I’ve been fortunate. Work has allowed me to continue working from home while Jacob is rebuilding. No scheduling headaches. It works. But as we approach the end of Grade 10, I’m increasingly stressed. Next year, his grades will be much more critical to his future. And yet he is NOT back to full strength. Nor is he showing signs of significant improvement. It’s a gradual improvement, but it is far from success. Plus somewhere in the next two years, he’s supposed to have major surgery for his legs and hips, complete 40h of volunteer work somehow, and maybe learn to drive. If he could drive himself to school, a bunch of pressure would slip away. He wouldn’t have to wait for me, nor would I have to juggle as much. We’d still have to attend appointments and other commitments, but at least school would be better covered. If he is even healthy enough to drive.
I want to help him, I want to frame the problem for him. I want to control the variables, put in place a set of solutions that I think might work. I want to reduce the uncertainty and make changes, try to fix things. I want to know how I can help instead of feeling like the only thing I can help him with is being a chauffeur. I am finding it really hard to just “be”. To let him manage things with Andrea (he responds better to Andrea, or at least, she doesn’t seem to make it worse like I do, I just stress him out).

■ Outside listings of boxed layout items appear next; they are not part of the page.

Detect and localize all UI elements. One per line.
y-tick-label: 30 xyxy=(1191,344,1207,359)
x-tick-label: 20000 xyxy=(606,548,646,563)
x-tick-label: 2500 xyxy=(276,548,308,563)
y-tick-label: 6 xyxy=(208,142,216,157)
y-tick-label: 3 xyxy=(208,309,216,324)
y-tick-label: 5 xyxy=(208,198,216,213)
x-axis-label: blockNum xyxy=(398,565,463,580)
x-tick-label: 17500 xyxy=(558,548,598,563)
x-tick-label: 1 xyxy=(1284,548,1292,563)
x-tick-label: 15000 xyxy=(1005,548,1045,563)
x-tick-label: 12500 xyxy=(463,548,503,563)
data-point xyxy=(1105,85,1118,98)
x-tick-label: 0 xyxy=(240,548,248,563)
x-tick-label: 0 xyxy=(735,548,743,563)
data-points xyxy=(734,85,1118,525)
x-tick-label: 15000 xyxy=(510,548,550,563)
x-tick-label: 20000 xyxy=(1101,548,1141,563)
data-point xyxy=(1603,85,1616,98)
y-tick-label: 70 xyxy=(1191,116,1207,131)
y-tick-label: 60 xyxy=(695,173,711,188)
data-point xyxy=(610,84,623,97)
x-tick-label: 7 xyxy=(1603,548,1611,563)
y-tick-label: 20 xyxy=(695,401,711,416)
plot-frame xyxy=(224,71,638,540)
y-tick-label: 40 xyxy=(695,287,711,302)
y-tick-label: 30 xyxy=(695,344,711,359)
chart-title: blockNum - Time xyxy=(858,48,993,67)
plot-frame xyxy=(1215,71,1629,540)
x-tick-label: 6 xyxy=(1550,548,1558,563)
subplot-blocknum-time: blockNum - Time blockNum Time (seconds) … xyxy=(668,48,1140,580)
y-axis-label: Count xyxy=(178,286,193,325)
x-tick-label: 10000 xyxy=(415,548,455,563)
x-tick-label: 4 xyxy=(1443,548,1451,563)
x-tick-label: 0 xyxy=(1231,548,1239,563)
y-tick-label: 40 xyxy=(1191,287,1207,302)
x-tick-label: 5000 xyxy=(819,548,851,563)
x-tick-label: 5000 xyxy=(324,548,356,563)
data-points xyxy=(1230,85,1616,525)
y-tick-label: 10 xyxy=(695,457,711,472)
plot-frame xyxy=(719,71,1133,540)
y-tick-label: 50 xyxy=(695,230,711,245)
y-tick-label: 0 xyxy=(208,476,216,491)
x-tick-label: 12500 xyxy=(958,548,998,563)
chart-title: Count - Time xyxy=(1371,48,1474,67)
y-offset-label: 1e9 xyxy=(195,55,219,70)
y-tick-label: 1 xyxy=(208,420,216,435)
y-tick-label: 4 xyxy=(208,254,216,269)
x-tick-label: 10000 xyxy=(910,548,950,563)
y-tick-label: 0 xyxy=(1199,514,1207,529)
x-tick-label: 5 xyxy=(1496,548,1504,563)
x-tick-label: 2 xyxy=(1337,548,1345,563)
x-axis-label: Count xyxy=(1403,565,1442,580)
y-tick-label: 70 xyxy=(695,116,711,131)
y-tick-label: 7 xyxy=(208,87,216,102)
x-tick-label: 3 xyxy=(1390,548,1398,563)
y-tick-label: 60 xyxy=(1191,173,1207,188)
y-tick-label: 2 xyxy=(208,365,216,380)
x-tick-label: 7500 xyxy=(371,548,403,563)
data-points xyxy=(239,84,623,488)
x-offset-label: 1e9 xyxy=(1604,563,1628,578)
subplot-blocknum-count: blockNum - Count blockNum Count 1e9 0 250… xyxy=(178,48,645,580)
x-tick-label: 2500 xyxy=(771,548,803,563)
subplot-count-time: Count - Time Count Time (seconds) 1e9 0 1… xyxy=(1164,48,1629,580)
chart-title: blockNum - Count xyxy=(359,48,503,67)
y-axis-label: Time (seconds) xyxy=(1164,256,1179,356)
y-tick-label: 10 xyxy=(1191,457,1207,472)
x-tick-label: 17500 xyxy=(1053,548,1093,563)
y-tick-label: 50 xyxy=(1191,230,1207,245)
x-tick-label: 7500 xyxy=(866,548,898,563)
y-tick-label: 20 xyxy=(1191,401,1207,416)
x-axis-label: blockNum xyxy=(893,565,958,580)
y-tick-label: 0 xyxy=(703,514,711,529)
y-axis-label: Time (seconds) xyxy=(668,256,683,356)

I know the right answer in terms of my role. It’s to tell him that I love him. To tell him that I believe in him, that he’s doing his best and he’s capable of whatever he sets his mind to, that he has hurdles, but he is awesome. To tell him that I will do anything he needs me to do to help him. And to get the f*** out of his way.
To let Jacob be Jacob.
The universe is full of uncertainties, and I really f***ing hate that about the universe right now. It kicked my mental health Tuesday so I took the day off on short notice. Wednesday was a little better. But like most things, it’s day by day.
Uncertainty sucks. And the rest of my emotional learning doesn’t seem to be of much help.